Legend has it that quick and nimble stags would escape the indigenous hunters of southern Napa Valley through the landmark palisades that sit just northeast of the current city of Napa. As a result, the area was given the name, Stags Leap. While its grape-growing history dates back to the mid-1800s, winemaking didn’t really take off until the mid-1970s after a small but pivotal blind tasting called the Judgement of Paris.
When a 1973 Stag’s Leap Wine Cellars Cabernet Sauvignon won first place against its high-profile Bordeaux contenders, like Chateau Mouton Rothschild and Chateau Haut-Brion, international attention to the Stags Leap District of Napa Valley escalated rapidly.
The vineyards in this one-of-a-kind wine growing region receive hot afternoon air reflecting off of its eastern palisade formation.
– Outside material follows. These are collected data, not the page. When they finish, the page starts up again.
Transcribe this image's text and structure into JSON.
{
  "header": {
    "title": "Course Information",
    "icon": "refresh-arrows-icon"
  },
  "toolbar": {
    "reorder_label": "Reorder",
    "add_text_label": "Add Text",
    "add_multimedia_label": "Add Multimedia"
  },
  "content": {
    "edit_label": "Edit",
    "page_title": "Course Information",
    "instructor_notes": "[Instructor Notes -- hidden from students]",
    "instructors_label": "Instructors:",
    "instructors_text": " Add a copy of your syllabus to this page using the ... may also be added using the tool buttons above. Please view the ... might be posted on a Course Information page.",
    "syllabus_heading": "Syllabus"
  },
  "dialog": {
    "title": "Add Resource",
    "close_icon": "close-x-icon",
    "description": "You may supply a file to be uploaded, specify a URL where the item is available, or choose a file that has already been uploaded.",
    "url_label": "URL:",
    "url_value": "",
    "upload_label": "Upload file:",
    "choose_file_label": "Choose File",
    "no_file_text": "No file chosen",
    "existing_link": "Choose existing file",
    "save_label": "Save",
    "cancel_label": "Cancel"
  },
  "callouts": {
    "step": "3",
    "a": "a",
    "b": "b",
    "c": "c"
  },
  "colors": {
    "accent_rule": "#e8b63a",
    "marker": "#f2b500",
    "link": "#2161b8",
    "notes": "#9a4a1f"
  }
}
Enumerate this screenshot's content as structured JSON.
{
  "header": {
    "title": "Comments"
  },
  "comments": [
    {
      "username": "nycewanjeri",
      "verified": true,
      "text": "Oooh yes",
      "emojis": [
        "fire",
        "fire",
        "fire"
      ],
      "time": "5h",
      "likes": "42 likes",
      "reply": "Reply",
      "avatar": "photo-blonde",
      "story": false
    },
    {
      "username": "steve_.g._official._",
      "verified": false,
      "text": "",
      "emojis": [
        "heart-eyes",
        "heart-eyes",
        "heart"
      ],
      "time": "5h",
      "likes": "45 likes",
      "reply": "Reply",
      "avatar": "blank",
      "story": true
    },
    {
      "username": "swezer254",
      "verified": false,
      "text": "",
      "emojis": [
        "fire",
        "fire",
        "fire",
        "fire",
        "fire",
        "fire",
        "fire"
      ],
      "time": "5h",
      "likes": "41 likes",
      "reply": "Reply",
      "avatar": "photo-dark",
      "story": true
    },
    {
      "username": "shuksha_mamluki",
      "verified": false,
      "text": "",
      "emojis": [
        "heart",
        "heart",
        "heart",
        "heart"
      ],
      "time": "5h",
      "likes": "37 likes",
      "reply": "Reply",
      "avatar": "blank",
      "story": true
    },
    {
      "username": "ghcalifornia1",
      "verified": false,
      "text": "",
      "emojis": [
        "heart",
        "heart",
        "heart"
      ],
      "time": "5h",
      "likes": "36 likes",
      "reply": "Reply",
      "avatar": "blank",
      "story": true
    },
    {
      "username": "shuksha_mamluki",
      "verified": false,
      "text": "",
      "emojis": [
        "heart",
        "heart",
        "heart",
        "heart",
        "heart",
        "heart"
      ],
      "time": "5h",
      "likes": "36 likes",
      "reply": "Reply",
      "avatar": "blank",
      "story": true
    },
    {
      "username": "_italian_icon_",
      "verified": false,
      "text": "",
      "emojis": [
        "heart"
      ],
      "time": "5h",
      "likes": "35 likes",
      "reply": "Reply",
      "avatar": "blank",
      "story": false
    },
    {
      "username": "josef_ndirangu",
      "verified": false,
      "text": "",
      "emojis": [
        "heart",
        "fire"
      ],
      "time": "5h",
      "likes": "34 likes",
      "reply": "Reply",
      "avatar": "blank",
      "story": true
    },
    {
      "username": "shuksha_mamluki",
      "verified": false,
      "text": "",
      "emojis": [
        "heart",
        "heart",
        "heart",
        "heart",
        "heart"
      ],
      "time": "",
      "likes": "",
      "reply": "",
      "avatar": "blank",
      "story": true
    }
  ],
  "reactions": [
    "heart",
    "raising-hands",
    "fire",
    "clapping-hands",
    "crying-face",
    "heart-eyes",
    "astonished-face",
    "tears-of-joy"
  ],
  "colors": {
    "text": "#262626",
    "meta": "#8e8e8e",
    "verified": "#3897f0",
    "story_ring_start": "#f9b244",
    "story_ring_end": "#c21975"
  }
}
In combination with the cool evening breezes from the San Pablo Bay just south, this becomes an optimal environment for grape growing. While many varieties could thrive here, Cabernet Sauvignon and Merlot dominate with virtually no others, save for a spot or two of Syrah.
Stags Leap soils—eroded volcanic and old river sediments—encourage well established root systems and result in complex, terroir-driven wines. Stags Leap District reds have a distinct sour cherry and black berry character with baking spice and dried earth aromas, and supple tannins.